About corn Edit
Corn (choclos) constitutes a staple food in many regions of the world. Corn can be harvested and consumed in the unripe state, when the kernels are fully grown but still soft. Unripe corn must usually be cooked to become palatable; this may be done by simply boiling or roasting the whole ears and eating the kernels right off the cob. Such corn on the cob is a common dish in the United States, Canada, United Kingdom and some parts of South America, but virtually unheard of in some European countries. The cooked unripe kernels may also be shaved off the cob and served as a vegetable in side dishes, salads, garnishes, etc. Alternatively, the raw unripe kernels may also be grated off the cobs and processed into a variety of cooked dishes, such as maize purée, tamales, pamonhas, curau, cakes, ice creams, etc. Sweetcorn, a genetic variety that is high in sugars and low in starch, is usually consumed in the unripe state.
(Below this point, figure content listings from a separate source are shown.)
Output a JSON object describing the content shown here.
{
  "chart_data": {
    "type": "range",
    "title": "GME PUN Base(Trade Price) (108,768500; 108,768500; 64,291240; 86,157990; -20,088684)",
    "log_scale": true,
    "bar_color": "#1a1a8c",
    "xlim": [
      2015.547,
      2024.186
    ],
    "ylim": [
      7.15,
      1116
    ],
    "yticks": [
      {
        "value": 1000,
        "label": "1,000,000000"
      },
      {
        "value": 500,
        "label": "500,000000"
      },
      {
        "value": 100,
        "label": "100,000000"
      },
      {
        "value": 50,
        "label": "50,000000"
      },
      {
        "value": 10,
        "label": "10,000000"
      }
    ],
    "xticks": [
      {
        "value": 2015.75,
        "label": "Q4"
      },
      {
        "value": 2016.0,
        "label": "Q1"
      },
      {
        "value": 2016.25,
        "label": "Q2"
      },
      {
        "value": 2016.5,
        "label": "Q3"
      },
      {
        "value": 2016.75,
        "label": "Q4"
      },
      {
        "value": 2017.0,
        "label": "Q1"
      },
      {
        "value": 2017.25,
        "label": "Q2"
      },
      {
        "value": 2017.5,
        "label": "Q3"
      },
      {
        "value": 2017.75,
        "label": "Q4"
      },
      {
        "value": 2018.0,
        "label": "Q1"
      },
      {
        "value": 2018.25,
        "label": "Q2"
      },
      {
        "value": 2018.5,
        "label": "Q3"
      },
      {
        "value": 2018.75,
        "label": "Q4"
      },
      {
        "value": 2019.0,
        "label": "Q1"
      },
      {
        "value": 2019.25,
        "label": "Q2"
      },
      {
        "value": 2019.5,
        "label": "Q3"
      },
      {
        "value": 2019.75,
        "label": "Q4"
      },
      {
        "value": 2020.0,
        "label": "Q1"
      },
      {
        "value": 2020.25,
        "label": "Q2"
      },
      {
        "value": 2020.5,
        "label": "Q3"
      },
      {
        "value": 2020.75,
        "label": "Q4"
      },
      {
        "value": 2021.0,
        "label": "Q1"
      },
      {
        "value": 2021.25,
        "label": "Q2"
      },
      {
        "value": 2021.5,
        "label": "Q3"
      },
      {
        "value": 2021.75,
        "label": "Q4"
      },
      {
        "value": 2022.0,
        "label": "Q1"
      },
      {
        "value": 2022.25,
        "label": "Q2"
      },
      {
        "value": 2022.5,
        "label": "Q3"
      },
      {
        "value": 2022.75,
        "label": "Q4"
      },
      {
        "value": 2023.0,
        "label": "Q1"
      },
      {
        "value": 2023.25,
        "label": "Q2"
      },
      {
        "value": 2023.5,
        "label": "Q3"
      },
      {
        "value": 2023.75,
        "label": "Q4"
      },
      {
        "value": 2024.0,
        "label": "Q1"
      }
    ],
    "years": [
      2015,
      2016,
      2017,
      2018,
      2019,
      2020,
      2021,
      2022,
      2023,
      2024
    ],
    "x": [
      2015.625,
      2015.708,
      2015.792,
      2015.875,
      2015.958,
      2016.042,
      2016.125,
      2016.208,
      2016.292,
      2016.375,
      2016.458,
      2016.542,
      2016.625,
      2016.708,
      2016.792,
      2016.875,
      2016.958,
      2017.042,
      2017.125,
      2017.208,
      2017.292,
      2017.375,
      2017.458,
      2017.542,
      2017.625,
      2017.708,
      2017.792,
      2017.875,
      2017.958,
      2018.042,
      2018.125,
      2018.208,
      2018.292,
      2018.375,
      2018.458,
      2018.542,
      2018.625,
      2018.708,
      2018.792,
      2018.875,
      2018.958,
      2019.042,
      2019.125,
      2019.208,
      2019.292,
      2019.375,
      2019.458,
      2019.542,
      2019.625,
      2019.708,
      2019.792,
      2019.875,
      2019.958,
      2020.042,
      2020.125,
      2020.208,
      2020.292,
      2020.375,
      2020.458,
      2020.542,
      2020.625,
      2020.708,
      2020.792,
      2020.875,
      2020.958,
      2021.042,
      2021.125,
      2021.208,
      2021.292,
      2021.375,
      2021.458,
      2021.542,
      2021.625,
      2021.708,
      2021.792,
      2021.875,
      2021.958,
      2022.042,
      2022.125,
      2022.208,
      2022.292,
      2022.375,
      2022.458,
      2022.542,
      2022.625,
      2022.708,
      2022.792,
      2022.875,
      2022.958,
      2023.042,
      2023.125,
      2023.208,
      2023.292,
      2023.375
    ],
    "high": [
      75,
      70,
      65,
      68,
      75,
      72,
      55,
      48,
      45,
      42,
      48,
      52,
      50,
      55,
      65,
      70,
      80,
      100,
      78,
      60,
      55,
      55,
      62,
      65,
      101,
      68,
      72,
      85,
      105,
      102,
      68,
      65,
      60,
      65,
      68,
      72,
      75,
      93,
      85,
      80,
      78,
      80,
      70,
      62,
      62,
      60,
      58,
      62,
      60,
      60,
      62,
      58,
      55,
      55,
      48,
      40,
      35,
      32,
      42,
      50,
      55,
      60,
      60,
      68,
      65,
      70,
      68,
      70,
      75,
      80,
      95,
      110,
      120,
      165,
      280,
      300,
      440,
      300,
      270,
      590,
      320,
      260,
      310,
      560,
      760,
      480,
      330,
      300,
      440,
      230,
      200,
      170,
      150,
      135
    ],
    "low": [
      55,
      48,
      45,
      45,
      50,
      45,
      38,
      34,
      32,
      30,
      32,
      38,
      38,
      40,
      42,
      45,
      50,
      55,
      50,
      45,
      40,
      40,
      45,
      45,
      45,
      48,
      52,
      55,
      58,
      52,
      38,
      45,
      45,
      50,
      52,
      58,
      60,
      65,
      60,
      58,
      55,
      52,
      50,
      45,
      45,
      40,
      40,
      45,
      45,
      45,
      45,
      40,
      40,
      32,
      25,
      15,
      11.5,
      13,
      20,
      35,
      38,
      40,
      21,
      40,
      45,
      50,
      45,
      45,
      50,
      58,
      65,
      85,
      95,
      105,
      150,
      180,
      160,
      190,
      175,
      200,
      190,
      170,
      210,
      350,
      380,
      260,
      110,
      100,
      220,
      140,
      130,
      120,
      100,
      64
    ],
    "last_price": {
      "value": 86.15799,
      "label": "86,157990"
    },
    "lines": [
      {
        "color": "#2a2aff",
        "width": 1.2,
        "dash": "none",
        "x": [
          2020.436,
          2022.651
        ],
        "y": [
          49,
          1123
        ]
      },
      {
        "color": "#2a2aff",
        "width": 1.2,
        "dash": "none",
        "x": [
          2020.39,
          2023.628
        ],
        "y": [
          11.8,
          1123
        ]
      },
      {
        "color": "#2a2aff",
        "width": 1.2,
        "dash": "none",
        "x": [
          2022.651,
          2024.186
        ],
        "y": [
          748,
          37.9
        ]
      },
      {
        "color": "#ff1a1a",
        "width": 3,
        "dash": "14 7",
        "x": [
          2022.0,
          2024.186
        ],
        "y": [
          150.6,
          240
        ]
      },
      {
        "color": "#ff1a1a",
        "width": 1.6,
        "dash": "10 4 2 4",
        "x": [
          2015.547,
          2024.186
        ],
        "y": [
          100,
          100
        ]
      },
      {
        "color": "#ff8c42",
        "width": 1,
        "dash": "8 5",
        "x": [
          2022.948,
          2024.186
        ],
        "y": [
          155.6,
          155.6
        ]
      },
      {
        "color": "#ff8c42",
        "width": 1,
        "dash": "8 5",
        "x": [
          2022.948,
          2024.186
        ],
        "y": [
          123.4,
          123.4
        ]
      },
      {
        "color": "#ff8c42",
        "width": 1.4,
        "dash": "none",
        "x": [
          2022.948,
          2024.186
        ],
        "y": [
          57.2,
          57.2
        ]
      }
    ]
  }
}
Popcorn is kernels of certain varieties that explode when heated, forming fluffy pieces that are eaten as a snack. Roasted dried maize cobs with semi-hardened kernels, coated with a seasoning mixture of fried chopped spring onions with salt added to the oil, is a popular snack food in Vietnam. A unleavened bread called Makki di roti is a popular bread eaten in the Punjab region of India and Pakistan.
Corn flakes Edit
Corn flakes are a common breakfast cereal in North America and the United Kingdom, and found in many other countries all over the world.
Hominy and grits Edit
Corn can also be prepared as hominy, in which the kernels are soaked with lye in a process called nixtamalization; or grits, which are coarsely ground hominy. These are commonly eaten in the Southeastern United States, foods handed down from Native Americans, who called the dish sagamite.